The Westpac McDermott Miller consumer confidence index rose 4.7 points to 110.7 in the December quarter. This follows sharp declines earlier in the year, and returns the index to around average levels.
“What stands out is that households’ appetite to spend has increased, and low interest rates are clearly playing a role,” said Westpac senior economist, Satish Ranchhod. “Combined with an improved outlook for the coming year and low inflation, low borrowing costs are making it very attractive for consumers to purchase big ticket items like home furnishings. This signals a bumper Christmas season for many retailers.”
However, Ranchhod did sound a note of caution. “Households will need to be careful that Christmas cheer doesn’t result in a nasty hangover in the New Year. Low interest rates mean that many households are currently less concerned about paying down debt. But growth is set to slow over the coming year and unemployment is likely to increase. It’ll be important for households to ensure that they keep debt and borrowing levels manageable.”
Gains in confidence were widespread in December, with households across the economy feeling more optimistic. There was a particularly sharp increase in confidence in rural regions, a result that was likely contributed to by the increases in some commodity prices in recent months.
“Among the major urban centres, Auckland remains the most optimistic, and there has been a solid lift in sentiment in Wellington. However, confidence in Canterbury has softened, with households there noting concern around the economic situation. That’s not surprising given the advanced state of rebuild spending. The rebuild has been a big driver of growth over the past few years. While reconstruction spending will remain strong for some time, we have seen activity levelling off,” said Ranchhod.
“There was a rebound in the confidence of NZ consumers in December, revealed by a 4.7 point increase in the Westpac McDermott Miller NZ consumer confidence index (CCI) to 110.7 in December 2015,” announced John McDougall, director of forecasting at strategy and economics consultancy, McDermott Miller. “While the December result is still 4.2 points below the level prevailing last Christmas, it marks the largest quarterly increase since December 2013.
“The lift in consumer confidence was largely driven by a return to positive sentiment about the short-term prospects for the NZ economy, with a net 7.7 per cent now expecting good times over the coming year, a sharp contrast with the net 15 per cent expecting bad times in September.”
Among those consumers expecting good economic times over the next year, the most commonly cited reason for their view was a belief in “effective government economic policy”; only 10 per cent credited “better export prospects”. Among those expecting bad economic times, the most common reason is “wrong government economic policies” at 40 per cent followed by “low dairy prices” at 21 per cent.

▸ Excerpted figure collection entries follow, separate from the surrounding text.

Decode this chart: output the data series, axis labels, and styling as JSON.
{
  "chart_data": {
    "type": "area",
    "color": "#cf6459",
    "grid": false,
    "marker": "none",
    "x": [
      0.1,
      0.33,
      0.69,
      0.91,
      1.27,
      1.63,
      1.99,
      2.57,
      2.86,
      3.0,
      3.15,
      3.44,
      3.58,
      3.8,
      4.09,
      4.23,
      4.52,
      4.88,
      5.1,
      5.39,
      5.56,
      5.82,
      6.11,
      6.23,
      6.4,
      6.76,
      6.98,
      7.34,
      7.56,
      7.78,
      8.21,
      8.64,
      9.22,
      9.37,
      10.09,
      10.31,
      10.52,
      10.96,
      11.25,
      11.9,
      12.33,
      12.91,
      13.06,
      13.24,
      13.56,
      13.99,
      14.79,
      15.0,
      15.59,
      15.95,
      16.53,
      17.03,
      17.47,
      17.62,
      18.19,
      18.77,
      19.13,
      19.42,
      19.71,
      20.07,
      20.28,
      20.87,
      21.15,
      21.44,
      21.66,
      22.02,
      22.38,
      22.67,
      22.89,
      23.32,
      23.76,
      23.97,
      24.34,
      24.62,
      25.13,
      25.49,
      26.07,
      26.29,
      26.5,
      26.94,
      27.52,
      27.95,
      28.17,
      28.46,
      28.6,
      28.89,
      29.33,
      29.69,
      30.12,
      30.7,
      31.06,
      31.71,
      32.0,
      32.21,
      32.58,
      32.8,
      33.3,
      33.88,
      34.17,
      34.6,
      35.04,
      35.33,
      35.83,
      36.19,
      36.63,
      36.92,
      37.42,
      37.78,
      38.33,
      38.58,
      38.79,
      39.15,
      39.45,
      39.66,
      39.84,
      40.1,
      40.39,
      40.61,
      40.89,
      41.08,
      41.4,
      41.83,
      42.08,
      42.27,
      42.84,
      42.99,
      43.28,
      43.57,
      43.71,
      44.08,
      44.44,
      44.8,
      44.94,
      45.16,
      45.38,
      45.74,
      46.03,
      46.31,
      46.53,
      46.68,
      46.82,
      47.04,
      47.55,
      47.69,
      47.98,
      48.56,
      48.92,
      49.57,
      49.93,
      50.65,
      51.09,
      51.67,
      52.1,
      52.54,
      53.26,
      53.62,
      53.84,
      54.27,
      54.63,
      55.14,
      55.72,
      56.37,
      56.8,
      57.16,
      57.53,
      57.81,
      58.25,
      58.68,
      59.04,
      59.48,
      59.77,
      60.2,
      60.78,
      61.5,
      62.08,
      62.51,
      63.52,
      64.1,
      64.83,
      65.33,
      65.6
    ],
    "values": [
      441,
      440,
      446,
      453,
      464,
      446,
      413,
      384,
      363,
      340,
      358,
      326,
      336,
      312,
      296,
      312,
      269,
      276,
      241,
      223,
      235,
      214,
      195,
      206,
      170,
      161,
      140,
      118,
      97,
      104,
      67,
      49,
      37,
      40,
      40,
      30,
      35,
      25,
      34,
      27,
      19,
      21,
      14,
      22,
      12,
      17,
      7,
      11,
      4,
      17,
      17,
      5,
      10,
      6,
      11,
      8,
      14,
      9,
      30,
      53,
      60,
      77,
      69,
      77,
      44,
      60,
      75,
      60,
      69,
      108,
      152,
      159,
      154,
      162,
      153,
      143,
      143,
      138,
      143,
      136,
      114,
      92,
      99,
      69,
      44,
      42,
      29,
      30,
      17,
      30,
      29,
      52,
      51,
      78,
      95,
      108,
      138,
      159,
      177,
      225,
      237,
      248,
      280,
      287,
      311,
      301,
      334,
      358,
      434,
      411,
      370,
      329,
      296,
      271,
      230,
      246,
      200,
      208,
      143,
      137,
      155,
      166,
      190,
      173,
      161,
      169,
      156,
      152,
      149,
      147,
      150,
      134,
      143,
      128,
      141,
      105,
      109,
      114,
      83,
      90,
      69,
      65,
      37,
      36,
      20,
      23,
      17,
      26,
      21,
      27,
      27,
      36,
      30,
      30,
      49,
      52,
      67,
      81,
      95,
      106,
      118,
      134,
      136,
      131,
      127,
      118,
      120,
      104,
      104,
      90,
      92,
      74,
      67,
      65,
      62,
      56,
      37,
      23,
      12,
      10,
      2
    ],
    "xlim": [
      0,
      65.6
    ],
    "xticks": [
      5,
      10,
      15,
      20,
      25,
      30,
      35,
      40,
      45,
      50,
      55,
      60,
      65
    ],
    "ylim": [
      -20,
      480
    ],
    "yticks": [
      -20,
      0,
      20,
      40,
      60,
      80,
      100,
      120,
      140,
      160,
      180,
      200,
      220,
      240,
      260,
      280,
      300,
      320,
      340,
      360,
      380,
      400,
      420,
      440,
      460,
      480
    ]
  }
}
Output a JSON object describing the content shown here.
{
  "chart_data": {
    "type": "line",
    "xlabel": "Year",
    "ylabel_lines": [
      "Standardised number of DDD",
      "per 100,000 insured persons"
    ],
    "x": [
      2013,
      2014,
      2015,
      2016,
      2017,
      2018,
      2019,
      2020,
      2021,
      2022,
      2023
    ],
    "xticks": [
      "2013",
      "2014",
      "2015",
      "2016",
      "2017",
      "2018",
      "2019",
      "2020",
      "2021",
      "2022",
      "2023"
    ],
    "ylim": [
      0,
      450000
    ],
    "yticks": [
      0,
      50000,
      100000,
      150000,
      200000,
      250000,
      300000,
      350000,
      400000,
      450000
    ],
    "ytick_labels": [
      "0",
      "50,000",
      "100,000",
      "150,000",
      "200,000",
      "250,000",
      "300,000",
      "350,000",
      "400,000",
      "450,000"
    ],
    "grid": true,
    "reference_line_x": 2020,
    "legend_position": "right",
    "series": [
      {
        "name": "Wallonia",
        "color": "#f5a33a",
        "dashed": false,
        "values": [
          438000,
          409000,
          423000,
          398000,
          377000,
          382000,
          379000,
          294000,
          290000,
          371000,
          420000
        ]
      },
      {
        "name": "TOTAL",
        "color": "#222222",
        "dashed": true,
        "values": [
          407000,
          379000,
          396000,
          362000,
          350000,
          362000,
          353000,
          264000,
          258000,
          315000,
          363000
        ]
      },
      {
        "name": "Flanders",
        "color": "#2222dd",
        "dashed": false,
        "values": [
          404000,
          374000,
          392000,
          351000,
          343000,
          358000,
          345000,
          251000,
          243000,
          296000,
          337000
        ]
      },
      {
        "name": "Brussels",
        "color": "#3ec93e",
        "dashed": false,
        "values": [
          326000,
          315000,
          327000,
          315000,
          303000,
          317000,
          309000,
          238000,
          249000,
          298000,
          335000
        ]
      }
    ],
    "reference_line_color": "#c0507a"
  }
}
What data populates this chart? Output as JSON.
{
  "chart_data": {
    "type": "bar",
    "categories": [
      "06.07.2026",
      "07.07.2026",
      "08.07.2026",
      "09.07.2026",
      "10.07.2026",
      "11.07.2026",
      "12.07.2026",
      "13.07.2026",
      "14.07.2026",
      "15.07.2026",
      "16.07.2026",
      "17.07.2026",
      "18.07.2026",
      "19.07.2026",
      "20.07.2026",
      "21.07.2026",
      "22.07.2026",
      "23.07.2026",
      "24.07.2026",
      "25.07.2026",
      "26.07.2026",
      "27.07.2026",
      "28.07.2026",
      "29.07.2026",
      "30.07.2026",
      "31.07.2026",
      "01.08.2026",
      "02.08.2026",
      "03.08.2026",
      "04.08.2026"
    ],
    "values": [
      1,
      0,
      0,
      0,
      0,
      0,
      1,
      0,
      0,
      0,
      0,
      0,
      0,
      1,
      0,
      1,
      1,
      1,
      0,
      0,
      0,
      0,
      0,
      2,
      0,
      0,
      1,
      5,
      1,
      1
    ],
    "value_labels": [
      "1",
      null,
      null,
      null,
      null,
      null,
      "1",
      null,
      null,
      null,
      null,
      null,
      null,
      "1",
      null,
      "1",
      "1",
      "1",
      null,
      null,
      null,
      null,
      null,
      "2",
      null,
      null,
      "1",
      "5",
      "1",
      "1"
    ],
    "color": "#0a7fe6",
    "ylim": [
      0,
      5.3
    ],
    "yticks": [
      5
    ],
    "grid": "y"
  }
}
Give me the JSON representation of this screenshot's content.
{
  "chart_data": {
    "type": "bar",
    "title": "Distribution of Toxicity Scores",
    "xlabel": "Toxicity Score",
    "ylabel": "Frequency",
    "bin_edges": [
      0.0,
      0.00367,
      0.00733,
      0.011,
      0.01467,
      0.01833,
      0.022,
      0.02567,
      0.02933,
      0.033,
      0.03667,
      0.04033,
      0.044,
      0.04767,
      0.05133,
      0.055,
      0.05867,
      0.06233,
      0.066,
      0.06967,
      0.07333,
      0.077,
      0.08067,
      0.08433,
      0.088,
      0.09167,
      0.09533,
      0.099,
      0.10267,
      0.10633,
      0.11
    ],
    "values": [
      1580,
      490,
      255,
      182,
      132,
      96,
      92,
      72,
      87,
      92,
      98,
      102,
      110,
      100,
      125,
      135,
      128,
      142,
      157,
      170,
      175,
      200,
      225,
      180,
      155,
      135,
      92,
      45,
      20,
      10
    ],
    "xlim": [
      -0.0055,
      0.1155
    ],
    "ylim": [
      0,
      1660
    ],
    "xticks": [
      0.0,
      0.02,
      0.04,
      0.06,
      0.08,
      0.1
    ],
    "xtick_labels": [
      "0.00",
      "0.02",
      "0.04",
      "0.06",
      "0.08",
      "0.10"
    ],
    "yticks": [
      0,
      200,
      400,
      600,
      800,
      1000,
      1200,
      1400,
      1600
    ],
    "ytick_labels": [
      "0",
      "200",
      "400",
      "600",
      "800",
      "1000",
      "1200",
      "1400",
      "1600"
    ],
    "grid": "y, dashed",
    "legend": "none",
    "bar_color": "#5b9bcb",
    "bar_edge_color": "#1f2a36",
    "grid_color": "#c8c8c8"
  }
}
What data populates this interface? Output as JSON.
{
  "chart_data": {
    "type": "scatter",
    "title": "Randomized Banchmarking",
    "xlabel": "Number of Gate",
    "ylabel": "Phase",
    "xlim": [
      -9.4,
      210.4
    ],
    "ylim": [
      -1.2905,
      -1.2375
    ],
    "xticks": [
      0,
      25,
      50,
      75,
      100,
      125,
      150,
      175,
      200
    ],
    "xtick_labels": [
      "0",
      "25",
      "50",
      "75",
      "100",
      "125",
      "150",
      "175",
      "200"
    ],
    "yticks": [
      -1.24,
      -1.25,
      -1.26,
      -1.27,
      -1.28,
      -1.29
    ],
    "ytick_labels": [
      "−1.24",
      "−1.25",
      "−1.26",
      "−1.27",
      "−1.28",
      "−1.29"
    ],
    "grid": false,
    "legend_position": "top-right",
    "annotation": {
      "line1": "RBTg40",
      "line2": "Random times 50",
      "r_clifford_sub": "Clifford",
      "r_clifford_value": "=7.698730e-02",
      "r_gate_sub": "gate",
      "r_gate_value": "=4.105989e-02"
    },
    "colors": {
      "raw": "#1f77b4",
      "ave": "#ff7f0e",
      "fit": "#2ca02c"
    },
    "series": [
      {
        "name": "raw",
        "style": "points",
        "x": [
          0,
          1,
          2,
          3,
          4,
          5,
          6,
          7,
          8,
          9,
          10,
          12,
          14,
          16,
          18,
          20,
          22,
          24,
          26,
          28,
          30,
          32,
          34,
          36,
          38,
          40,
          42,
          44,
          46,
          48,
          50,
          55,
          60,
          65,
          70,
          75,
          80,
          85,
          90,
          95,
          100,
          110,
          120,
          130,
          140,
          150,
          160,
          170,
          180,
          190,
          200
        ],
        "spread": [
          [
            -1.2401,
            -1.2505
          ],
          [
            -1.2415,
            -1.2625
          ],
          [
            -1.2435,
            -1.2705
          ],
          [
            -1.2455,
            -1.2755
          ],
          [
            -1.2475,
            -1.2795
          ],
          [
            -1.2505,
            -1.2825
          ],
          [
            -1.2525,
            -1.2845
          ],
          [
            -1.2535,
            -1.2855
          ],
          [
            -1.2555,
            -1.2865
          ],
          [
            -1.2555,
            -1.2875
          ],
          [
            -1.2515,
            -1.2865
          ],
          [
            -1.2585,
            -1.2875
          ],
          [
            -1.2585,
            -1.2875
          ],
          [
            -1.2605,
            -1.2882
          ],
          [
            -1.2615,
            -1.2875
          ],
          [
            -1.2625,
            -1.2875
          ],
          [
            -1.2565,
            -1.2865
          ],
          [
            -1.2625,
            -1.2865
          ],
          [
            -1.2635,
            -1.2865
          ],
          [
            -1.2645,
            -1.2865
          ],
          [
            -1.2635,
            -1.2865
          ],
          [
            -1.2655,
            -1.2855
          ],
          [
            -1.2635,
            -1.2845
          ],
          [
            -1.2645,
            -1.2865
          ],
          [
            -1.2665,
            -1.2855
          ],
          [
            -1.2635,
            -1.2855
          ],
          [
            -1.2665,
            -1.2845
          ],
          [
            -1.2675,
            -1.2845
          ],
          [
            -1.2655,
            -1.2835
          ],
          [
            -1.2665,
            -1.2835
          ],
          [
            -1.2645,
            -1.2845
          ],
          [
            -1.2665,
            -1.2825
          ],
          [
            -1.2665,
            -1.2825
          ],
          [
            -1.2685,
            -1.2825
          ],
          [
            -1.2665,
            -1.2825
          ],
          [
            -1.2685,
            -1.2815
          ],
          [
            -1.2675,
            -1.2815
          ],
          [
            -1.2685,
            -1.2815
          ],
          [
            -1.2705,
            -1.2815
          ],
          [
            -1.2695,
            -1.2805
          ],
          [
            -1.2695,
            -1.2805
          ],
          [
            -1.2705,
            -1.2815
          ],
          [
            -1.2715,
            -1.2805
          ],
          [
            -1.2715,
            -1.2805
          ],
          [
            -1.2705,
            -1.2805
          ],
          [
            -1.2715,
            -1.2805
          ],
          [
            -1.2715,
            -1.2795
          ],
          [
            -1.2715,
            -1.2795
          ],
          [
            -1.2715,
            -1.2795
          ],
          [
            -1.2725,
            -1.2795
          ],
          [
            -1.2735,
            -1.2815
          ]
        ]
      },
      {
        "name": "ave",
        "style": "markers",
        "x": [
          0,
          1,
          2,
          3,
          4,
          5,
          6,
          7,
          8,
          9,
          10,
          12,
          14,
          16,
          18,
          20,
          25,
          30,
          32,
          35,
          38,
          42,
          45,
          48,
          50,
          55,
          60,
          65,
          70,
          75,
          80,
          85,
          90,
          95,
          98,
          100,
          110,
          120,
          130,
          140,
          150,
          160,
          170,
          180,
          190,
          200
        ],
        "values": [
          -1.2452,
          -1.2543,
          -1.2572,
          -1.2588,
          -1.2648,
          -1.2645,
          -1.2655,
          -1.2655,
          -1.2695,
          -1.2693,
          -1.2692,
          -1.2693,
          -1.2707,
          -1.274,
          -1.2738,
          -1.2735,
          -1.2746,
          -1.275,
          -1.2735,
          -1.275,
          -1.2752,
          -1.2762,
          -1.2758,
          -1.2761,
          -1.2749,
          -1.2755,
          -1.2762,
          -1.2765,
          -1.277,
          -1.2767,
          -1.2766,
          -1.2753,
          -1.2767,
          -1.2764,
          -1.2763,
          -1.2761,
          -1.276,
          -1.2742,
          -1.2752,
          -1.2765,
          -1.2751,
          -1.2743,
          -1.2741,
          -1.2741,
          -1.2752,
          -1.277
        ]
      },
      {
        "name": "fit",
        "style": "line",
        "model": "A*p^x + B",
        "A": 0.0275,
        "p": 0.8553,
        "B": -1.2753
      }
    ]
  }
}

Consumers in rural areas (index 109.1) are slightly less confident than those in metropolitan centres (112.6), and are less positive about NZ’s short term prospects (net two percent expecting good economic times over the next year versus net 12 per cent). As could be expected, “low dairy prices” are more frequently cited as reason for negative sentiment about NZ’s short term economic prospects by consumers in rural (26 per cent) than in metropolitan centres (18 per cent).
“Confidence amongst consumers employed the public sector remains, at 115.2, below that of consumers employed in the private sector (117.2), but the jump from September in the former group was considerably greater (14.3 points) than the latter (9.0 points), narrowing the spread between the two groups to only two points,” said McDougall.
“A net 15 per cent of consumers in the public sector expect good economic times over the next year (compared with a net 28 per cent in September expecting bad times), greater than the net 12 per cent of consumers in the private sector expecting good times. Consumers employed in the public sector with positive views on NZ’s short term economic prospects are more likely to credit ‘effective government policies’ for their positive outlook (32 per cent) than are private sector consumers (27 per cent).
“The return to strongly optimistic levels of consumer confidence bodes well for strong retail sales in the remaining Christmas period and for leisure and holiday spending over the coming weeks. The increase in the net percentage of consumers thinking now is a good time to buy major household items (from 20 per cent in September to 26 per cent in December) is further comfort for retailers.”
The survey was conducted over December 1 to 11, with a sample size of 1565. An index number over 100 indicates that optimists outnumber pessimists. The margin of error of the survey is 2.5 per cent.
The week before Christmas has the most transaction volumes, especially Christmas Eve. Paymark figures have recorded the second year-on-year spending increase in the lead-up to the Christmas period.
Last December, spending in the first 22 days of the month was 4.6 per cent up on the same period in 2013. The expectation is that Kiwis are spending more this year than last year.